Here we can compute the Control vs Treatment Media effect (congruent trials), in both the Pre and Post phases. However, we are not accounting for the different starting points of the media, and not actually quantifying the extent of the media change from Pre to Post. So arguably, it’s very limited in actually accounting for media change.

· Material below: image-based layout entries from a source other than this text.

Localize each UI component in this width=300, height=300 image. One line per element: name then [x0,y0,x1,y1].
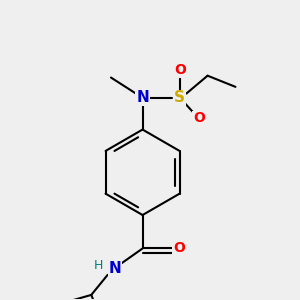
Text: S: S [174,91,185,106]
Text: N: N [109,261,122,276]
Text: N: N [136,91,149,106]
Text: O: O [174,63,186,77]
Text: O: O [193,111,205,125]
Text: H: H [94,260,104,272]
Text: O: O [173,242,185,256]
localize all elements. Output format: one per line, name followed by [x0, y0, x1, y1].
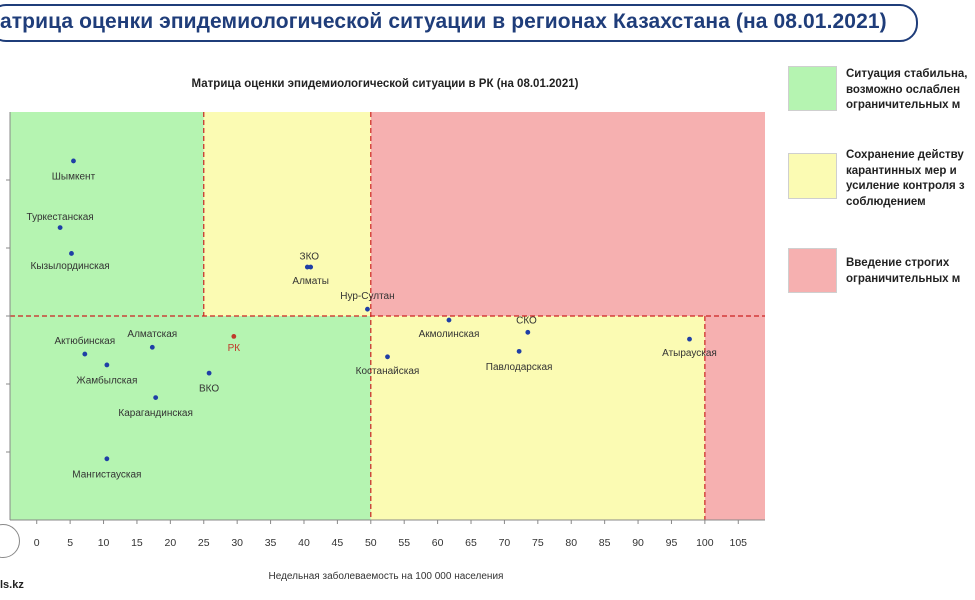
zone-green-0 — [10, 112, 204, 316]
zone-red-2 — [370, 112, 765, 316]
x-tick-label: 95 — [666, 537, 678, 549]
data-point — [365, 306, 370, 312]
data-point — [57, 225, 63, 231]
data-point-label: РК — [228, 343, 241, 354]
data-point-label: Мангистауская — [72, 469, 141, 480]
zone-red-5 — [704, 316, 765, 520]
x-tick-label: 30 — [231, 537, 243, 549]
data-point — [82, 351, 88, 357]
x-tick-label: 60 — [432, 537, 444, 549]
x-tick-label: 55 — [398, 537, 410, 549]
x-tick-label: 5 — [67, 537, 73, 549]
data-point — [104, 362, 110, 368]
x-tick-label: 50 — [365, 537, 377, 549]
x-tick-label: 20 — [165, 537, 177, 549]
points-layer — [57, 158, 692, 462]
x-tick-label: 0 — [34, 537, 40, 549]
data-point-label: СКО — [516, 316, 537, 327]
chart-title: Матрица оценки эпидемиологической ситуац… — [192, 78, 579, 90]
data-point — [516, 348, 522, 354]
x-tick-label: 80 — [565, 537, 577, 549]
data-point-label: Шымкент — [52, 171, 96, 182]
zone-yellow-1 — [203, 112, 371, 316]
data-point-label: Туркестанская — [27, 212, 94, 223]
data-point — [231, 334, 237, 339]
data-point-label: Алматская — [127, 329, 177, 340]
title-bar — [0, 4, 918, 42]
data-point-label: Актюбинская — [55, 335, 116, 347]
x-axis-label: Недельная заболеваемость на 100 000 насе… — [269, 570, 504, 582]
x-tick-label: 90 — [632, 537, 644, 549]
x-tick-label: 75 — [532, 537, 544, 549]
x-tick-label: 45 — [332, 537, 344, 549]
data-point — [104, 456, 110, 462]
ticks-layer: 0 5 10 15 20 25 30 35 40 45 50 55 60 65 70 75 80 85 90 95 10… — [6, 179, 748, 549]
data-point-label: Акмолинская — [419, 329, 480, 340]
dividers-layer — [10, 112, 765, 520]
data-point — [446, 317, 452, 323]
data-point — [206, 370, 212, 376]
zones-layer — [10, 112, 765, 520]
legend-swatch-red — [788, 248, 837, 293]
data-point — [385, 354, 390, 360]
data-point — [69, 251, 74, 256]
x-tick-label: 100 — [696, 537, 714, 549]
x-tick-label: 15 — [131, 537, 143, 549]
zone-green-3 — [10, 316, 371, 520]
x-tick-label: 25 — [198, 537, 210, 549]
data-point — [153, 395, 159, 400]
data-point — [525, 329, 531, 335]
data-point — [71, 158, 76, 164]
data-point-label: ЗКО — [300, 252, 320, 263]
source-text: ls.kz — [0, 579, 24, 591]
x-tick-label: 70 — [499, 537, 511, 549]
data-point-label: Атырауская — [662, 348, 717, 359]
x-tick-label: 85 — [599, 537, 611, 549]
data-point — [304, 264, 310, 270]
x-tick-label: 35 — [265, 537, 277, 549]
legend-text-green: Ситуация стабильна, возможно ослаблен ог… — [846, 68, 968, 111]
page-title: атрица оценки эпидемиологической ситуаци… — [0, 10, 887, 33]
x-tick-label: 10 — [98, 537, 110, 549]
x-tick-label: 40 — [298, 537, 310, 549]
x-tick-label: 105 — [730, 537, 748, 549]
legend-swatch-yellow — [788, 153, 837, 199]
data-point-label: Костанайская — [356, 366, 420, 377]
legend-swatch-green — [788, 66, 837, 111]
zone-yellow-4 — [370, 316, 705, 520]
data-point-label: Жамбылская — [76, 374, 137, 386]
data-point-label: Карагандинская — [118, 408, 193, 419]
data-point — [149, 344, 155, 350]
legend-text-red: Введение строгих ограничительных м — [846, 257, 961, 285]
data-point-label: Алматы — [292, 276, 329, 287]
data-point-label: Кызылординская — [31, 261, 110, 272]
data-point-label: ВКО — [199, 384, 219, 395]
labels-layer: Шымкент Туркестанская Кызылординская ЗКО Алм… — [27, 171, 717, 480]
x-tick-label: 65 — [465, 537, 477, 549]
data-point — [308, 264, 314, 270]
data-point-label: Павлодарская — [486, 362, 553, 373]
data-point-label: Нур-Султан — [340, 291, 394, 302]
data-point — [687, 336, 692, 342]
legend-text-yellow: Сохранение действу карантинных мер и уси… — [846, 149, 965, 208]
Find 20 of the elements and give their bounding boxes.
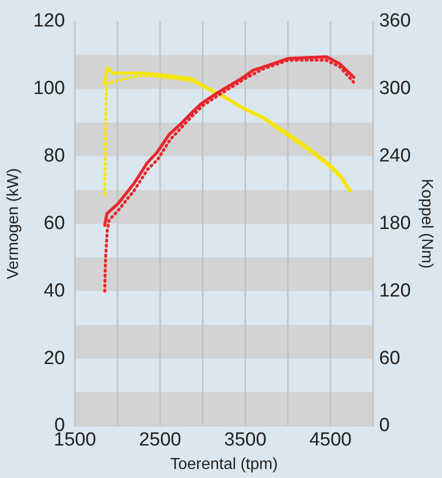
y-tick-label: 40: [44, 280, 65, 302]
y-tick-label: 120: [33, 10, 65, 32]
y-tick-label: 80: [44, 146, 65, 166]
y2-tick-label: 240: [379, 146, 411, 166]
x-tick-label: 4500: [309, 430, 352, 451]
y2-tick-label: 300: [379, 78, 411, 100]
y-axis-title: Vermogen (kW): [5, 168, 22, 280]
y2-axis-title: Koppel (Nm): [418, 178, 435, 269]
y2-tick-label: 180: [379, 212, 411, 234]
x-tick-label: 2500: [138, 430, 182, 451]
line-series: [103, 58, 356, 293]
x-tick-label: 3500: [224, 430, 266, 451]
y2-tick-label: 360: [379, 10, 411, 32]
y2-tick-label: 60: [379, 348, 400, 369]
y-tick-label: 20: [44, 348, 65, 369]
y-tick-label: 60: [44, 212, 65, 234]
y2-tick-label: 120: [379, 280, 411, 302]
y2-tick-label: 0: [379, 415, 390, 436]
y-tick-label: 100: [33, 78, 65, 100]
x-axis-title: Toerental (tpm): [170, 456, 278, 473]
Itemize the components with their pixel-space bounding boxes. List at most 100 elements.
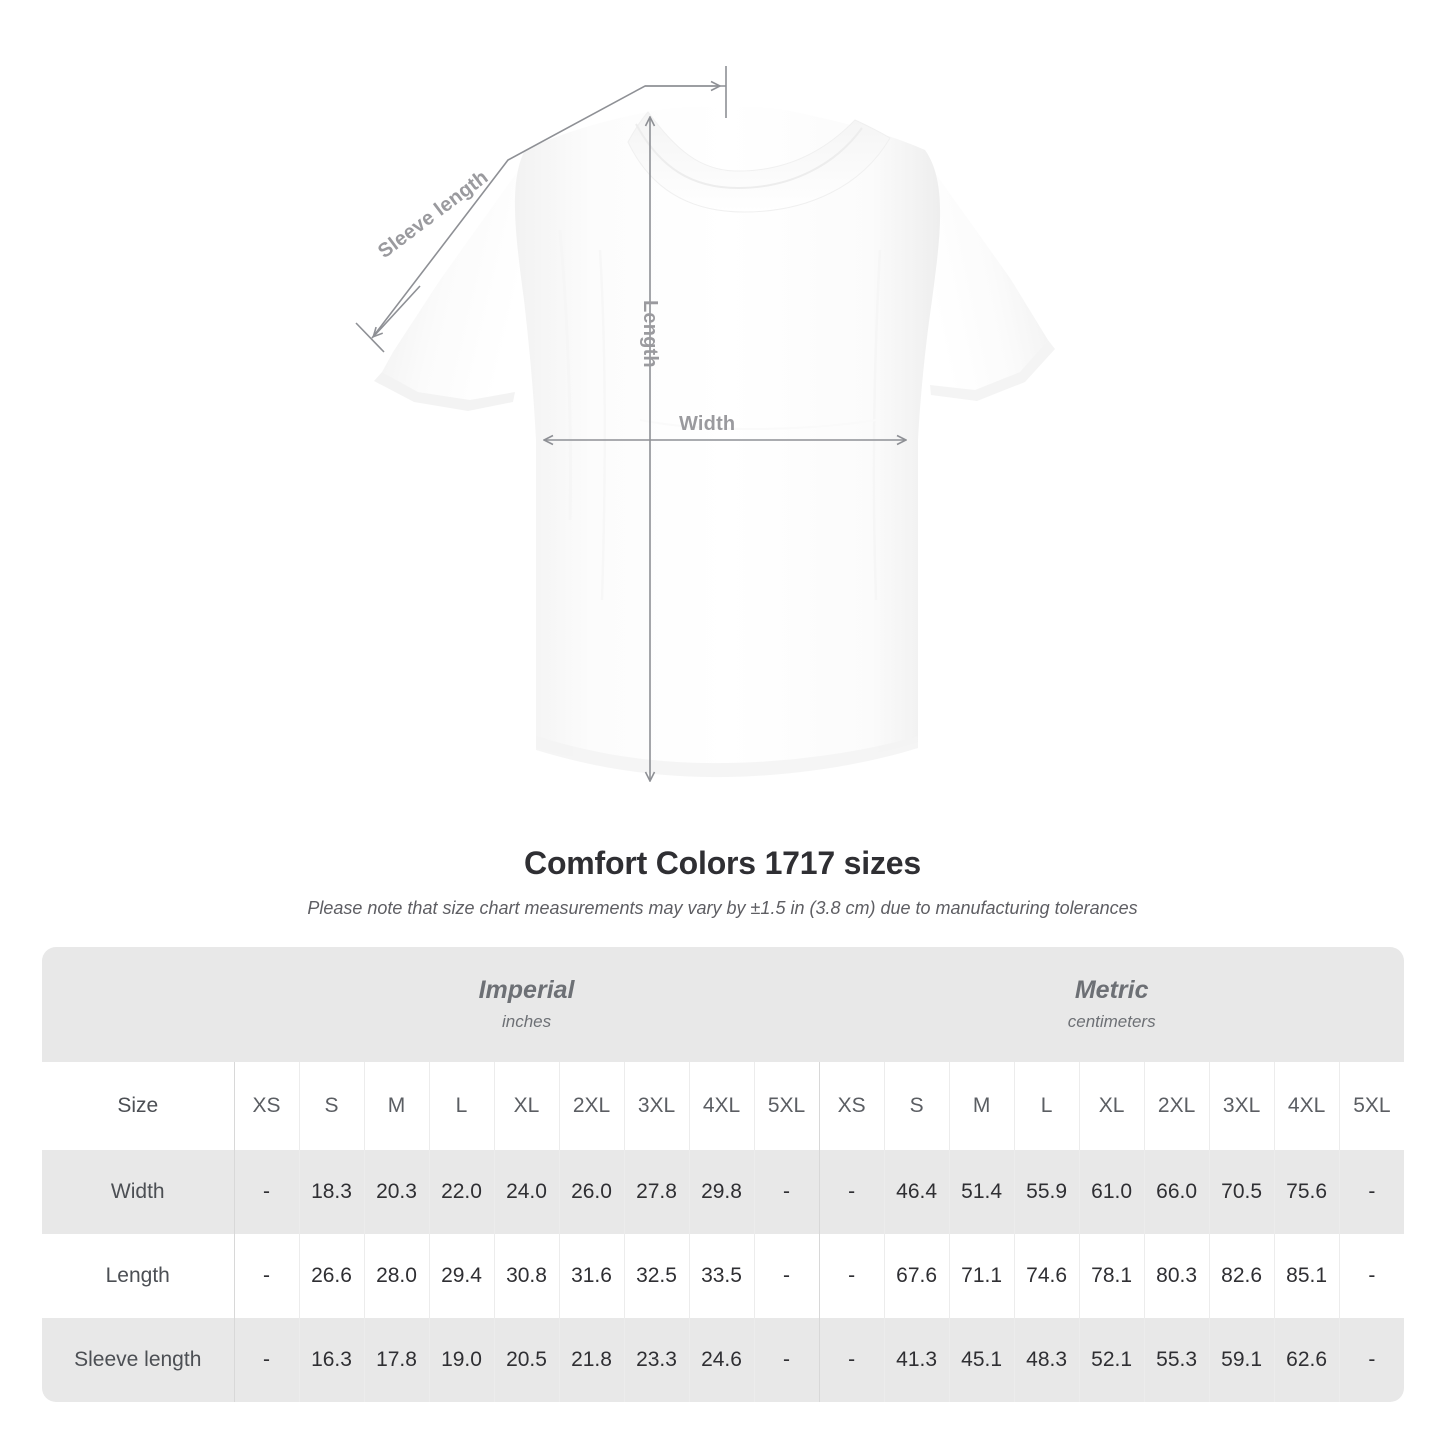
cell-width-imperial-4xl: 29.8 bbox=[689, 1150, 755, 1234]
unit-banner-corner bbox=[42, 947, 234, 1062]
size-header-metric-xl: XL bbox=[1079, 1062, 1145, 1150]
cell-length-imperial-5xl: - bbox=[754, 1234, 820, 1318]
tolerance-note: Please note that size chart measurements… bbox=[307, 898, 1138, 918]
size-header-imperial-xs: XS bbox=[234, 1062, 300, 1150]
page-title: Comfort Colors 1717 sizes bbox=[524, 845, 921, 881]
cell-width-imperial-m: 20.3 bbox=[364, 1150, 430, 1234]
cell-width-metric-2xl: 66.0 bbox=[1144, 1150, 1210, 1234]
cell-width-imperial-xl: 24.0 bbox=[494, 1150, 560, 1234]
cell-width-imperial-2xl: 26.0 bbox=[559, 1150, 625, 1234]
unit-banner-row: Imperial inches Metric centimeters bbox=[42, 947, 1405, 1062]
cell-length-metric-l: 74.6 bbox=[1014, 1234, 1080, 1318]
size-header-metric-3xl: 3XL bbox=[1209, 1062, 1275, 1150]
size-header-metric-xs: XS bbox=[819, 1062, 885, 1150]
tshirt-illustration bbox=[355, 66, 1055, 830]
unit-name: Imperial bbox=[478, 975, 575, 1004]
cell-sleeve-length-metric-m: 45.1 bbox=[949, 1318, 1015, 1402]
cell-sleeve-length-imperial-xl: 20.5 bbox=[494, 1318, 560, 1402]
cell-sleeve-length-imperial-3xl: 23.3 bbox=[624, 1318, 690, 1402]
unit-header-imperial: Imperial inches bbox=[234, 947, 820, 1062]
cell-width-metric-3xl: 70.5 bbox=[1209, 1150, 1275, 1234]
cell-sleeve-length-metric-4xl: 62.6 bbox=[1274, 1318, 1340, 1402]
cell-sleeve-length-imperial-xs: - bbox=[234, 1318, 300, 1402]
title-block: Comfort Colors 1717 sizes Please note th… bbox=[0, 845, 1445, 919]
cell-sleeve-length-imperial-m: 17.8 bbox=[364, 1318, 430, 1402]
cell-width-metric-m: 51.4 bbox=[949, 1150, 1015, 1234]
size-header-imperial-2xl: 2XL bbox=[559, 1062, 625, 1150]
size-header-imperial-3xl: 3XL bbox=[624, 1062, 690, 1150]
cell-sleeve-length-metric-5xl: - bbox=[1339, 1318, 1405, 1402]
size-header-imperial-4xl: 4XL bbox=[689, 1062, 755, 1150]
row-label-sleeve-length: Sleeve length bbox=[42, 1318, 235, 1402]
cell-length-metric-5xl: - bbox=[1339, 1234, 1405, 1318]
cell-width-imperial-l: 22.0 bbox=[429, 1150, 495, 1234]
cell-length-imperial-xl: 30.8 bbox=[494, 1234, 560, 1318]
size-header-imperial-m: M bbox=[364, 1062, 430, 1150]
cell-width-metric-l: 55.9 bbox=[1014, 1150, 1080, 1234]
unit-subtitle: inches bbox=[501, 1012, 552, 1032]
table-row: Width -18.3 20.3 22.0 24.0 26.0 27.8 29.8- -46.4… bbox=[42, 1150, 1405, 1234]
table-row: Sleeve length -16.3 17.8 19.0 20.5 21.8 23.3 24… bbox=[42, 1318, 1405, 1402]
cell-length-metric-2xl: 80.3 bbox=[1144, 1234, 1210, 1318]
size-column-header: Size bbox=[42, 1062, 235, 1150]
size-header-metric-m: M bbox=[949, 1062, 1015, 1150]
cell-length-imperial-3xl: 32.5 bbox=[624, 1234, 690, 1318]
shirt-shape bbox=[374, 106, 1055, 778]
cell-width-imperial-3xl: 27.8 bbox=[624, 1150, 690, 1234]
row-label-length: Length bbox=[42, 1234, 235, 1318]
cell-sleeve-length-metric-l: 48.3 bbox=[1014, 1318, 1080, 1402]
unit-name: Metric bbox=[1074, 975, 1149, 1004]
cell-length-imperial-s: 26.6 bbox=[299, 1234, 365, 1318]
cell-sleeve-length-imperial-l: 19.0 bbox=[429, 1318, 495, 1402]
size-header-metric-l: L bbox=[1014, 1062, 1080, 1150]
cell-sleeve-length-metric-s: 41.3 bbox=[884, 1318, 950, 1402]
cell-length-metric-3xl: 82.6 bbox=[1209, 1234, 1275, 1318]
cell-length-metric-s: 67.6 bbox=[884, 1234, 950, 1318]
cell-length-imperial-m: 28.0 bbox=[364, 1234, 430, 1318]
cell-width-metric-xs: - bbox=[819, 1150, 885, 1234]
size-header-imperial-l: L bbox=[429, 1062, 495, 1150]
cell-width-metric-5xl: - bbox=[1339, 1150, 1405, 1234]
size-header-metric-2xl: 2XL bbox=[1144, 1062, 1210, 1150]
cell-length-imperial-2xl: 31.6 bbox=[559, 1234, 625, 1318]
sleeve-length-tick-bottom bbox=[355, 322, 385, 353]
size-chart-table: Imperial inches Metric centimeters Size XS S M L… bbox=[42, 947, 1405, 1402]
size-chart-table-wrapper: Imperial inches Metric centimeters Size XS S M L… bbox=[42, 947, 1405, 1402]
cell-length-metric-xs: - bbox=[819, 1234, 885, 1318]
cell-sleeve-length-metric-xl: 52.1 bbox=[1079, 1318, 1145, 1402]
cell-width-metric-xl: 61.0 bbox=[1079, 1150, 1145, 1234]
tshirt-measurement-diagram: Sleeve length Length Width bbox=[355, 66, 1055, 830]
size-header-imperial-xl: XL bbox=[494, 1062, 560, 1150]
cell-sleeve-length-imperial-5xl: - bbox=[754, 1318, 820, 1402]
cell-width-metric-4xl: 75.6 bbox=[1274, 1150, 1340, 1234]
size-header-metric-4xl: 4XL bbox=[1274, 1062, 1340, 1150]
cell-width-imperial-s: 18.3 bbox=[299, 1150, 365, 1234]
cell-length-imperial-xs: - bbox=[234, 1234, 300, 1318]
cell-width-imperial-xs: - bbox=[234, 1150, 300, 1234]
size-header-imperial-5xl: 5XL bbox=[754, 1062, 820, 1150]
cell-width-imperial-5xl: - bbox=[754, 1150, 820, 1234]
length-label: Length bbox=[639, 300, 661, 368]
cell-sleeve-length-imperial-2xl: 21.8 bbox=[559, 1318, 625, 1402]
cell-length-metric-m: 71.1 bbox=[949, 1234, 1015, 1318]
unit-subtitle: centimeters bbox=[1067, 1012, 1156, 1032]
size-header-metric-5xl: 5XL bbox=[1339, 1062, 1405, 1150]
row-label-width: Width bbox=[42, 1150, 235, 1234]
cell-sleeve-length-metric-3xl: 59.1 bbox=[1209, 1318, 1275, 1402]
width-label: Width bbox=[679, 413, 736, 435]
cell-length-metric-xl: 78.1 bbox=[1079, 1234, 1145, 1318]
cell-sleeve-length-imperial-s: 16.3 bbox=[299, 1318, 365, 1402]
table-row: Length -26.6 28.0 29.4 30.8 31.6 32.5 33.5- -67.… bbox=[42, 1234, 1405, 1318]
cell-length-metric-4xl: 85.1 bbox=[1274, 1234, 1340, 1318]
cell-length-imperial-l: 29.4 bbox=[429, 1234, 495, 1318]
size-header-metric-s: S bbox=[884, 1062, 950, 1150]
cell-sleeve-length-imperial-4xl: 24.6 bbox=[689, 1318, 755, 1402]
measurement-lines bbox=[355, 66, 905, 780]
cell-sleeve-length-metric-2xl: 55.3 bbox=[1144, 1318, 1210, 1402]
cell-width-metric-s: 46.4 bbox=[884, 1150, 950, 1234]
cell-length-imperial-4xl: 33.5 bbox=[689, 1234, 755, 1318]
cell-sleeve-length-metric-xs: - bbox=[819, 1318, 885, 1402]
unit-header-metric: Metric centimeters bbox=[819, 947, 1405, 1062]
size-header-imperial-s: S bbox=[299, 1062, 365, 1150]
size-header-row: Size XS S M L XL 2XL 3XL 4XL 5XL XS S M L XL 2XL 3XL 4XL 5… bbox=[42, 1062, 1405, 1150]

Plus, you need a heck of a lot of difference smooths to even get to this point. My approach of the DiD smooths already captures the 1) baseline differences in Bias Advantage (pre-phase) across the media groups and then 2) directly quantifies the difference before and after the media (Post-Pre Change), then finally 3) isolates the causal effect of Stereo/CounterS by subtracting the Control neutral media Here, we then are able to use the plotted DiDs I have created to see any pointwise significance. That is, significantly different Post-Pre changes in Bias Advantage compared to the Control baseline.